Easton & Piper: Sentencing and Punishment 2e
Chapter 4
Recent developments
Deterrence and sentencing
The riots in England in the summer of 2011 led to a renewed focus on deterrence by the public and the judiciary. The issue was whether and to what extent the context of offending should influence sentencing levels in terms of both retribution and deterrence. In R v Blackshaw and others [2011] EWCA Crim 2312 Lord Judge, the Lord Chief Justice, endorsed deterrence as a justification of severe sentences and stressed that sentences should be designed to deter others from similar criminal activity.
The certainty of punishment
The absence of a strong police presence on the streets was also seen as a significant element in the continuing disorder in UK cities in the summer of 2011.
Research on perceptual deterrence was conducted by Kennedy in North Carolina and found that where it was made very clear to drug dealers in a community that they would be arrested and punished this did affect their activities.
See: Kennedy, D.M. (2009) Deterrence and Crime Prevention, Reconsidering the prospect of sanction. London, Routledge.
4.1.1. Policy trends p.113 fn 3
Some changes made - or to be made - by the Criminal Justice and Immigration Act 2008 increase, arguably, the focus on outcome of sentence. The following provisions might be see as having a utilitarian element: sections 1 (youth rehab order), 9 (sentencing aims for young offenders), 39 (youth default orders which will enable a court to impose an unpaid work requirement, curfew requirement or attendance centre requirement on a young offender in lieu of an unpaid fine), and 98 (violent offender order).
For example, by s 102(1) the court can include in a violent offender order
'prohibitions, restrictions or conditions preventing the offender—
(a) from going to any specified premises or any other specified place (whether at all, or at or between any specified time or times);
(b) from attending any specified event;
(c) from having any, or any specified description of, contact with any specified individual'.
This reveals a focus on incapacitation and regulation rather than a (purely) proportionate and retributivist response. The new orders aimed at minors also reveal a utilitarian focus on rehabilitative and restorative aims.

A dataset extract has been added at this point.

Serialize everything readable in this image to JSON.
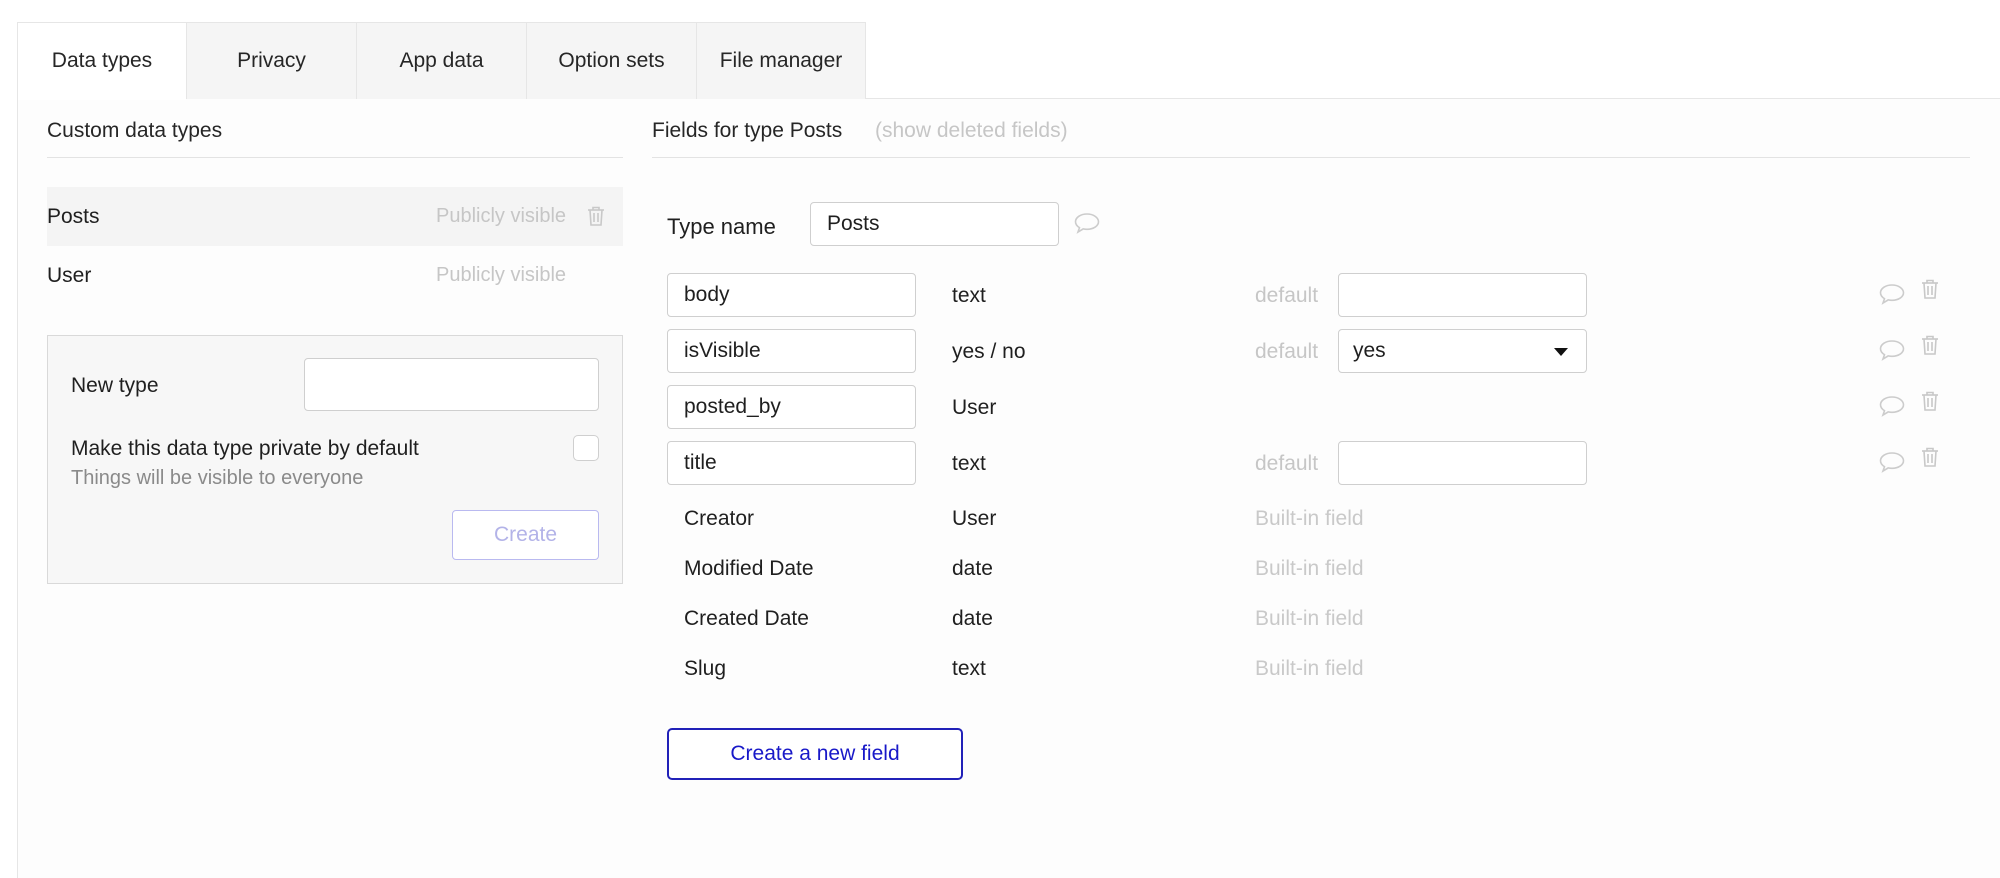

4.4.1 Does deterrence work? pp. 133-4
One problem in interpreting evidence is that it is often not sufficiently clear why people re-offend. A useful new publication has been issued on re-offending statistics and analysis. It also gives analysis of reconviction of prisoners based on a longitudinal survey, Surveying Prisoner Crime Reduction, which considers prisoners’ early life experiences, accommodation, education and employment, substance use, and mental health needs.
Reoffending rates
The latest information on re-offending rates for adults discharged from custody or who start a court order under probation supervision between January and March and who are reconvicted at court within one year shows a reconviction rate of 40.1%. The re-offending rate for juveniles who received a reprimand or warning, leave custody, or start a court order, is 37.3%. A comparison was made of short custodial sentences (less than 12 months) and court order commencements under probation supervision. This found that court orders were more effective than short custodial sentences in reducing one year re-offending rates. A cognitive behaviour programme Enhanced Thinking Skills also reduced the one year reconviction rate.
Types of offenders
Data based on the sample of prisoners surveyed for the Surveying Prisoner Crime Reduction found that reconviction rate were higher for prisoners who reported seeing violence in the home as a child, who had been expelled or excluded from school. 79% of offenders who were homeless before entering custody had higher reconviction rates within one year. The survey confirmed that prisoners were less likely than the general population to have worked before entering custody and more likely to have been homeless. 81% of the sample reported using drugs before entering prison. The highest reconviction rates were found in the sample for those who had were poly-drug users in the 4 weeks before entering custody (Poly drug used means using Class A and B drugs, or Class A and C, or A, B, and C drugs. Juveniles receiving a reprimand or warning had a higher proven offending rate than adult offenders receiving a caution. 17% of offenders said that they had been treated or counselled for a mental health or emotional problem in the year before their imprisonment.
Ministry of Justice, Compendium of reoffending statistics and analysis, Ministry of Justice Statistics Bulletin, 4 November 2010.